The place is like the 3rd world, and now has food riots! I have seen real poverty in that country which is still unthinkable in the UK.
And what a paradise – Each worker has a non job which inflation and endless insane government regulation support, and everyone can attend university.
Its a shame you have to beat the queue of 2000 people round the block to catch a whisper from the only lecture theatre, and might leave with your degree when your 30 – if your lucky!.
Inflation in the 1990s has basically destroyed that country and its many industries, dispite the immense talents of its people and the forces holding them down, one or two talents still bob up. Oh – One other thing – if price is the market signal to invest and biuld capacity or clear capacity, then what does inflation eventually do to all markets? What insanity calling for inflation!
So what if houseprices fall? Its about time!
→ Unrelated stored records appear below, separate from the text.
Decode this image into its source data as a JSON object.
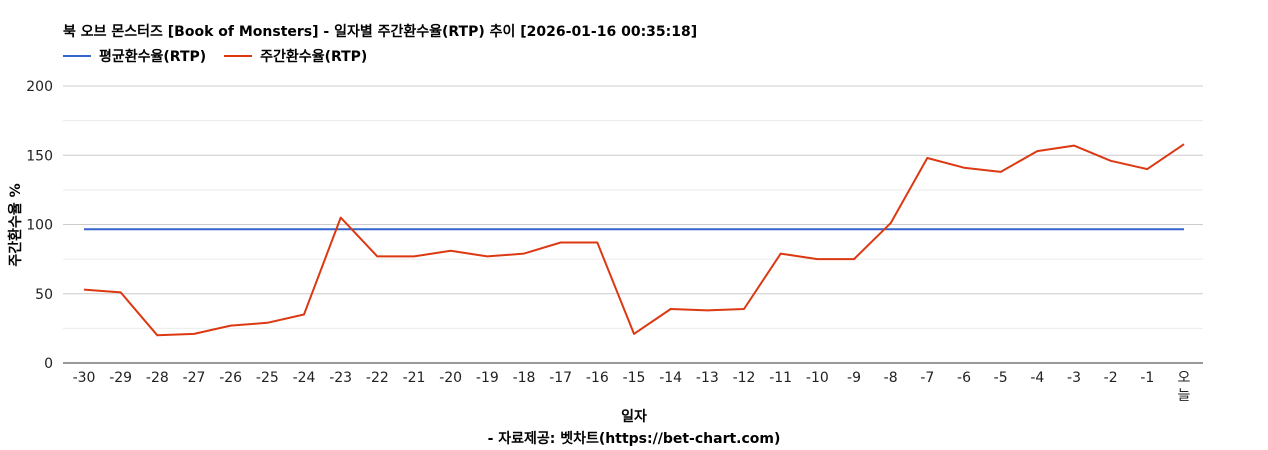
{
  "title": "북 오브 몬스터즈 [Book of Monsters] - 일자별 주간환수율(RTP) 추이 [2026-01-16 00:35:18]",
  "footer": "- 자료제공: 벳차트(https://bet-chart.com)",
  "chart_data": {
    "type": "line",
    "title": "북 오브 몬스터즈 [Book of Monsters] - 일자별 주간환수율(RTP) 추이 [2026-01-16 00:35:18]",
    "xlabel": "일자",
    "ylabel": "주간환수율 %",
    "ylim": [
      0,
      200
    ],
    "yticks": [
      0,
      50,
      100,
      150,
      200
    ],
    "grid": true,
    "legend_position": "top-left",
    "categories": [
      "-30",
      "-29",
      "-28",
      "-27",
      "-26",
      "-25",
      "-24",
      "-23",
      "-22",
      "-21",
      "-20",
      "-19",
      "-18",
      "-17",
      "-16",
      "-15",
      "-14",
      "-13",
      "-12",
      "-11",
      "-10",
      "-9",
      "-8",
      "-7",
      "-6",
      "-5",
      "-4",
      "-3",
      "-2",
      "-1",
      "오늘"
    ],
    "series": [
      {
        "name": "평균환수율(RTP)",
        "color": "#3366cc",
        "values": [
          96.5,
          96.5,
          96.5,
          96.5,
          96.5,
          96.5,
          96.5,
          96.5,
          96.5,
          96.5,
          96.5,
          96.5,
          96.5,
          96.5,
          96.5,
          96.5,
          96.5,
          96.5,
          96.5,
          96.5,
          96.5,
          96.5,
          96.5,
          96.5,
          96.5,
          96.5,
          96.5,
          96.5,
          96.5,
          96.5,
          96.5
        ]
      },
      {
        "name": "주간환수율(RTP)",
        "color": "#dc3912",
        "values": [
          53,
          51,
          20,
          21,
          27,
          29,
          35,
          105,
          77,
          77,
          81,
          77,
          79,
          87,
          87,
          21,
          39,
          38,
          39,
          79,
          75,
          75,
          101,
          148,
          141,
          138,
          153,
          157,
          146,
          140,
          158
        ]
      }
    ]
  }
}
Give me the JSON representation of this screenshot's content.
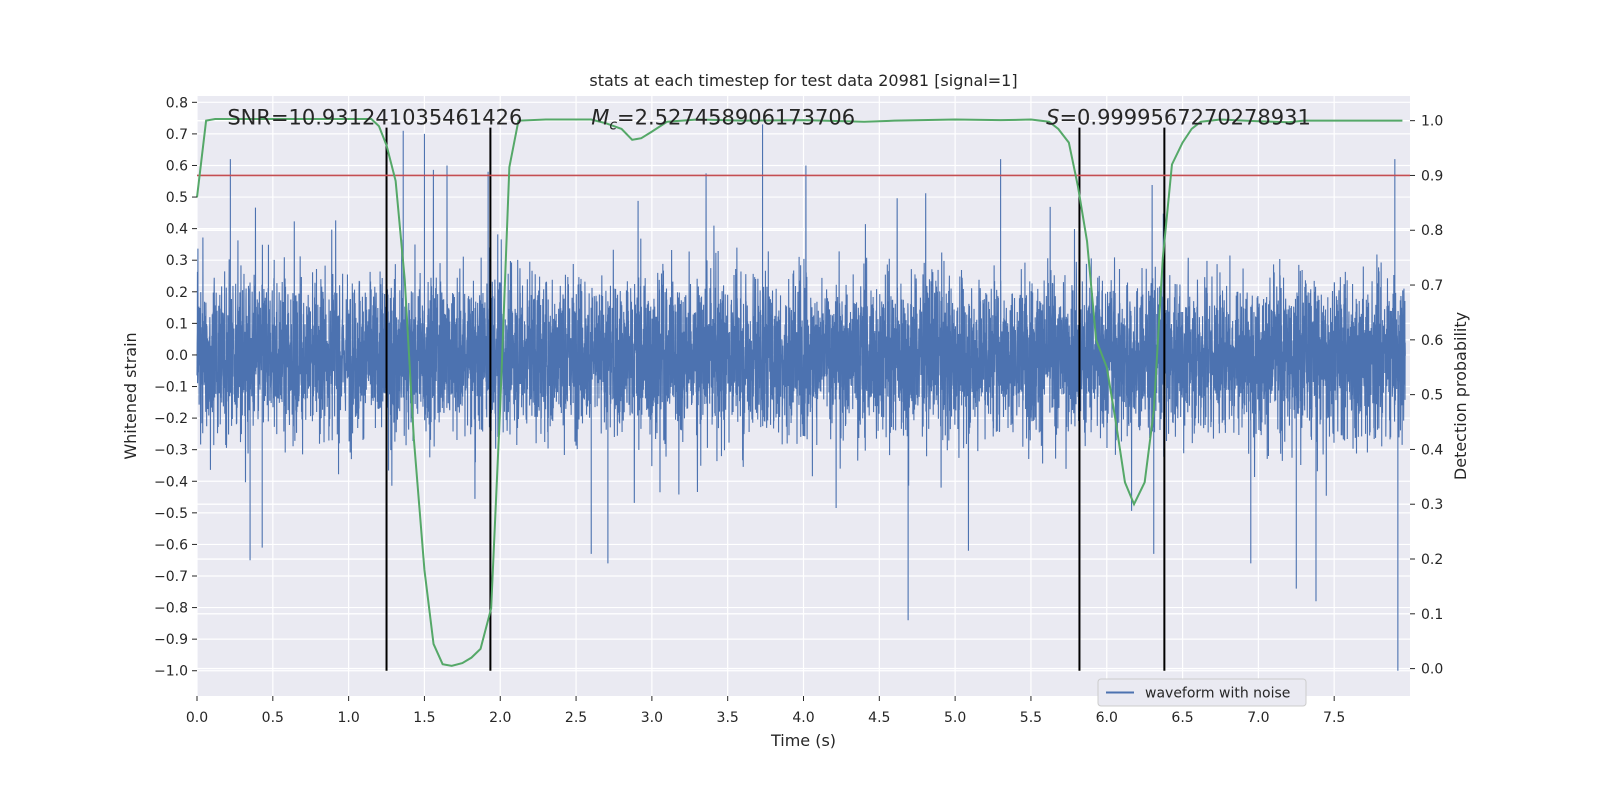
{
  "chart_data": {
    "type": "line",
    "title": "stats at each timestep for test data 20981 [signal=1]",
    "xlabel": "Time (s)",
    "ylabel": "Whitened strain",
    "y2label": "Detection probability",
    "xlim": [
      0.0,
      8.0
    ],
    "ylim": [
      -1.08,
      0.82
    ],
    "y2lim": [
      -0.05,
      1.045
    ],
    "x_ticks": [
      0.0,
      0.5,
      1.0,
      1.5,
      2.0,
      2.5,
      3.0,
      3.5,
      4.0,
      4.5,
      5.0,
      5.5,
      6.0,
      6.5,
      7.0,
      7.5
    ],
    "y_ticks": [
      -1.0,
      -0.9,
      -0.8,
      -0.7,
      -0.6,
      -0.5,
      -0.4,
      -0.3,
      -0.2,
      -0.1,
      0.0,
      0.1,
      0.2,
      0.3,
      0.4,
      0.5,
      0.6,
      0.7,
      0.8
    ],
    "y2_ticks": [
      0.0,
      0.1,
      0.2,
      0.3,
      0.4,
      0.5,
      0.6,
      0.7,
      0.8,
      0.9,
      1.0
    ],
    "grid": true,
    "legend_position": "lower-right",
    "colors": {
      "waveform": "#4c72b0",
      "probability": "#55a868",
      "threshold": "#c44e52",
      "markers": "#000000",
      "background": "#eaeaf2",
      "grid": "#ffffff"
    },
    "annotations": {
      "snr_text": "SNR=10.931241035461426",
      "mc_text": "=2.527458906173706",
      "mc_symbol": "M",
      "mc_subscript": "c",
      "s_symbol": "S",
      "s_text": "=0.9999567270278931"
    },
    "series": [
      {
        "name": "waveform with noise",
        "kind": "strain",
        "sample_count": 8000,
        "typical_amplitude": 0.22,
        "peak_range": [
          -1.0,
          0.73
        ],
        "spikes": [
          {
            "x": 0.35,
            "y": -0.65
          },
          {
            "x": 0.43,
            "y": -0.61
          },
          {
            "x": 0.22,
            "y": 0.62
          },
          {
            "x": 1.36,
            "y": 0.71
          },
          {
            "x": 1.5,
            "y": 0.7
          },
          {
            "x": 1.92,
            "y": 0.58
          },
          {
            "x": 2.6,
            "y": -0.63
          },
          {
            "x": 2.71,
            "y": -0.66
          },
          {
            "x": 3.73,
            "y": 0.73
          },
          {
            "x": 4.69,
            "y": -0.84
          },
          {
            "x": 5.3,
            "y": 0.62
          },
          {
            "x": 6.31,
            "y": -0.63
          },
          {
            "x": 6.95,
            "y": -0.66
          },
          {
            "x": 7.25,
            "y": -0.74
          },
          {
            "x": 7.38,
            "y": -0.78
          },
          {
            "x": 7.92,
            "y": -1.0
          },
          {
            "x": 7.9,
            "y": 0.62
          }
        ]
      },
      {
        "kind": "detection_probability",
        "axis": "right",
        "x": [
          0.0,
          0.06,
          0.12,
          0.3,
          0.6,
          0.9,
          1.15,
          1.2,
          1.25,
          1.31,
          1.37,
          1.43,
          1.5,
          1.56,
          1.62,
          1.68,
          1.75,
          1.81,
          1.87,
          1.94,
          2.0,
          2.06,
          2.12,
          2.3,
          2.6,
          2.7,
          2.8,
          2.87,
          2.93,
          3.0,
          3.1,
          3.3,
          3.6,
          4.0,
          4.4,
          4.6,
          5.0,
          5.3,
          5.5,
          5.62,
          5.68,
          5.75,
          5.81,
          5.87,
          5.93,
          6.0,
          6.06,
          6.12,
          6.18,
          6.25,
          6.31,
          6.37,
          6.43,
          6.5,
          6.56,
          6.62,
          6.75,
          7.0,
          7.2,
          7.3,
          7.5,
          7.95
        ],
        "y": [
          0.86,
          1.0,
          1.003,
          1.003,
          1.003,
          1.003,
          1.003,
          0.99,
          0.955,
          0.89,
          0.71,
          0.42,
          0.18,
          0.045,
          0.008,
          0.005,
          0.01,
          0.02,
          0.036,
          0.11,
          0.48,
          0.915,
          1.0,
          1.002,
          1.002,
          0.995,
          0.985,
          0.965,
          0.968,
          0.98,
          0.998,
          1.002,
          1.0,
          1.001,
          0.998,
          1.0,
          1.002,
          1.001,
          1.002,
          0.998,
          0.985,
          0.96,
          0.88,
          0.78,
          0.6,
          0.55,
          0.45,
          0.34,
          0.3,
          0.34,
          0.47,
          0.75,
          0.92,
          0.96,
          0.985,
          0.998,
          1.002,
          0.999,
          0.997,
          1.0,
          1.0,
          1.0
        ]
      },
      {
        "kind": "threshold",
        "axis": "right",
        "value": 0.9
      }
    ],
    "vertical_lines": [
      {
        "x": 1.25,
        "y_top": 0.72
      },
      {
        "x": 1.935,
        "y_top": 0.72
      },
      {
        "x": 5.82,
        "y_top": 0.72
      },
      {
        "x": 6.38,
        "y_top": 0.72
      }
    ],
    "vertical_line_bottom": -1.0
  }
}
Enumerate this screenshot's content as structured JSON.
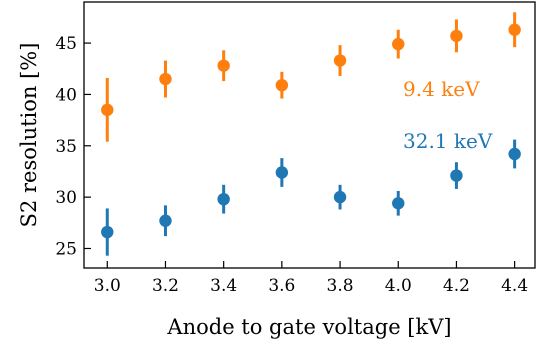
{
  "chart_data": {
    "type": "scatter",
    "xlabel": "Anode to gate voltage [kV]",
    "ylabel": "S2 resolution [%]",
    "xlim": [
      2.92,
      4.47
    ],
    "ylim": [
      23.1,
      49.0
    ],
    "xticks": [
      "3.0",
      "3.2",
      "3.4",
      "3.6",
      "3.8",
      "4.0",
      "4.2",
      "4.4"
    ],
    "yticks": [
      "25",
      "30",
      "35",
      "40",
      "45"
    ],
    "grid": false,
    "series": [
      {
        "name": "9.4 keV",
        "color": "#ff7f0e",
        "x": [
          3.0,
          3.2,
          3.4,
          3.6,
          3.8,
          4.0,
          4.2,
          4.4
        ],
        "y": [
          38.5,
          41.5,
          42.8,
          40.9,
          43.3,
          44.9,
          45.7,
          46.3
        ],
        "yerr": [
          3.1,
          1.8,
          1.5,
          1.3,
          1.5,
          1.4,
          1.6,
          1.7
        ]
      },
      {
        "name": "32.1 keV",
        "color": "#1f77b4",
        "x": [
          3.0,
          3.2,
          3.4,
          3.6,
          3.8,
          4.0,
          4.2,
          4.4
        ],
        "y": [
          26.6,
          27.7,
          29.8,
          32.4,
          30.0,
          29.4,
          32.1,
          34.2
        ],
        "yerr": [
          2.3,
          1.5,
          1.4,
          1.4,
          1.2,
          1.2,
          1.3,
          1.4
        ]
      }
    ]
  }
}
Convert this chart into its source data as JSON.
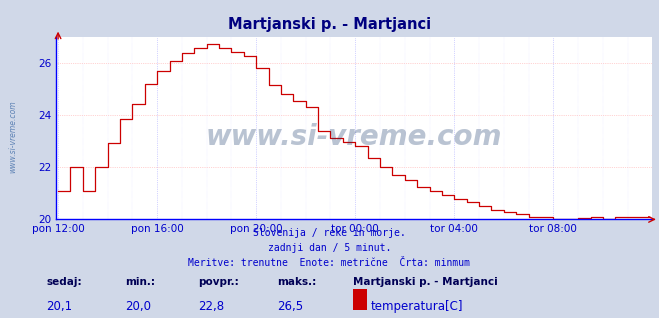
{
  "title": "Martjanski p. - Martjanci",
  "title_color": "#000080",
  "bg_color": "#d0d8e8",
  "plot_bg_color": "#ffffff",
  "line_color": "#cc0000",
  "grid_color_v": "#aaaaff",
  "grid_color_h": "#ffaaaa",
  "axis_color": "#0000cc",
  "text_color_blue": "#0000cc",
  "text_color_dark": "#000055",
  "watermark": "www.si-vreme.com",
  "ylabel_text": "www.si-vreme.com",
  "footer_line1": "Slovenija / reke in morje.",
  "footer_line2": "zadnji dan / 5 minut.",
  "footer_line3": "Meritve: trenutne  Enote: metrične  Črta: minmum",
  "stat_sedaj_label": "sedaj:",
  "stat_min_label": "min.:",
  "stat_povpr_label": "povpr.:",
  "stat_maks_label": "maks.:",
  "stat_sedaj_val": "20,1",
  "stat_min_val": "20,0",
  "stat_povpr_val": "22,8",
  "stat_maks_val": "26,5",
  "legend_name": "Martjanski p. - Martjanci",
  "legend_unit": "temperatura[C]",
  "legend_color": "#cc0000",
  "ylim": [
    20,
    27
  ],
  "yticks": [
    20,
    22,
    24,
    26
  ],
  "xtick_labels": [
    "pon 12:00",
    "pon 16:00",
    "pon 20:00",
    "tor 00:00",
    "tor 04:00",
    "tor 08:00"
  ],
  "xtick_positions": [
    0,
    48,
    96,
    144,
    192,
    240
  ],
  "total_points": 288,
  "bottom_line_color": "#0000ff",
  "left_axis_color": "#0000ff"
}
It’s better than having a currency like the lira and a government to match.
Why do we not bail out failing UK industries to preserve jobs like the coal miners or type setters at wapping? Because each one of us would be paying higher costs in lower living standards and higher unemployment would occur elsewhere in the economy, through higher energy costs making many businesses unviable.
Firms would face higher costs as a whole and we would lose many trade markets which have to pay for our imports.
Mr Hammond
You say:
Lets face it the problem is not collecting taxes, but the immense size of the spending on government non jobs and waste.
Of course govenment is not perfect. It’s run by people. But please prove this is the problem.
You haven’t. I have not yet seen anyone do so. Where would you begin?
Why does no party facing the prospect of power agree with you?
Could it be you are simply offering a rant, not an argument?